季晓月可不相信他是那种这样闲的人,更关键,季晓月总觉得这就是她当日救的刘三千,只是颜容这些变化好像太大了,不敢确认。
“范兄此言差矣了,听闻最近令尊一直在家中督促你勤练武学,为了武林盟主的事情而准备,既然范兄能够在百忙之中抽出空闲参加此次的艺斗会,在下一介闲人前来也就显得不奇怪了。”万朝安微微一笑,眼睛眯成一条小缝,怎么看怎么像一只得了便宜还卖乖的老狐狸。
季晓月微微垂下头,不动声色地勾了勾唇角,有点意思。
这万朝安看上去像是个不爱计较,为人和善的老好人,实际上也是个爱记仇,睚眦必报的腹黑老狐狸呢。

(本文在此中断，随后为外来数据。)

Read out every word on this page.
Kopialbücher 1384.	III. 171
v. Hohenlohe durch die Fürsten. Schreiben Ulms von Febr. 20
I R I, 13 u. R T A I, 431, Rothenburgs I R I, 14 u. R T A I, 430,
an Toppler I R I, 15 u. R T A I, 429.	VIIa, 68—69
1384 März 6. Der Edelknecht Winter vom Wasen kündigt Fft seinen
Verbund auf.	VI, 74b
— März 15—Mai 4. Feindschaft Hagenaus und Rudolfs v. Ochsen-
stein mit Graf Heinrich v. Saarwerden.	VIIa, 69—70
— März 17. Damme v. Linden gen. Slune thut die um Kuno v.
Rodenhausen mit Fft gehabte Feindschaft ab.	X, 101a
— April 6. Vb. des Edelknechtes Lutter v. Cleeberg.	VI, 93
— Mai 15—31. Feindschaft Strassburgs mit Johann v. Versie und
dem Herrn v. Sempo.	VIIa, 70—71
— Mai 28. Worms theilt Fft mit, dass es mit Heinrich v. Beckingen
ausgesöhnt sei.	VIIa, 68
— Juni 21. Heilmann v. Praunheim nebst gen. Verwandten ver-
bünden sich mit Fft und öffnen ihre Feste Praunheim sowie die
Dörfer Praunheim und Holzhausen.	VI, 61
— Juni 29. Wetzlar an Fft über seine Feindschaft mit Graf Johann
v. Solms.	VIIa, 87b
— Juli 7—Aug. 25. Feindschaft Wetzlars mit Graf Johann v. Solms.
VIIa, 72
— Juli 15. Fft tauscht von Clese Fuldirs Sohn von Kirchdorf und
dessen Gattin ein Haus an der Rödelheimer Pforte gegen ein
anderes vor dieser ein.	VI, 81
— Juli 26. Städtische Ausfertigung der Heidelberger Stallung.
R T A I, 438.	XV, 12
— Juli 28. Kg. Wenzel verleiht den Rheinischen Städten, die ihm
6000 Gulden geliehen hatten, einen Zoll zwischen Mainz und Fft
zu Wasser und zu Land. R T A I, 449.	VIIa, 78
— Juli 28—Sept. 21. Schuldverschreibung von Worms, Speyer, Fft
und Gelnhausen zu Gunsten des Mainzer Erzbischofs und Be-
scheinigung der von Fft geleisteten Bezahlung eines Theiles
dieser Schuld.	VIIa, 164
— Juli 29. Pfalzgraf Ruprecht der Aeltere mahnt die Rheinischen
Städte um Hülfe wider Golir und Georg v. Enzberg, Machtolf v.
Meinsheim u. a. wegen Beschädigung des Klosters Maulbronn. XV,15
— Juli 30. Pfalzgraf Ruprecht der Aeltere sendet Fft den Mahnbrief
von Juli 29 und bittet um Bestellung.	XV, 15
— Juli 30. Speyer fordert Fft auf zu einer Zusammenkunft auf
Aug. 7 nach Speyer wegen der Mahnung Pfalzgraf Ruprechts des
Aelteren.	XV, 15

“你……你!”那莽汉果真被万朝安气的动怒,指着万朝安一连好几个你字,“我并未说出我的身份,你是从何得知的?”
“我若是想知道,自然有我的方法。”万朝安一挥折扇,无比潇洒,“好了范兄,在下先走一步,日后有缘再会了。”
说罢,万朝安脚尖又是一点,轻飘飘地飞出去,转头离开。
季晓月打量着他走远的背影,微微眯了眯眼睛,陷入了沉思。
那莽汉岂能容得万朝安就这样离开,怒喝一声提着狼牙棒便要追上去,身边的两个小手下眼见着情况不对,忙伸手去拉,“少爷不可,您还没有留名呢!”
这话果然管用,那莽汉果真停住脚步,望着万朝安远走的背影,重重地哼了一声,转过头去提起那狼牙棒,对准冰墙划了过去。
随着他的动作,冰墙之上留下了刺耳的声响。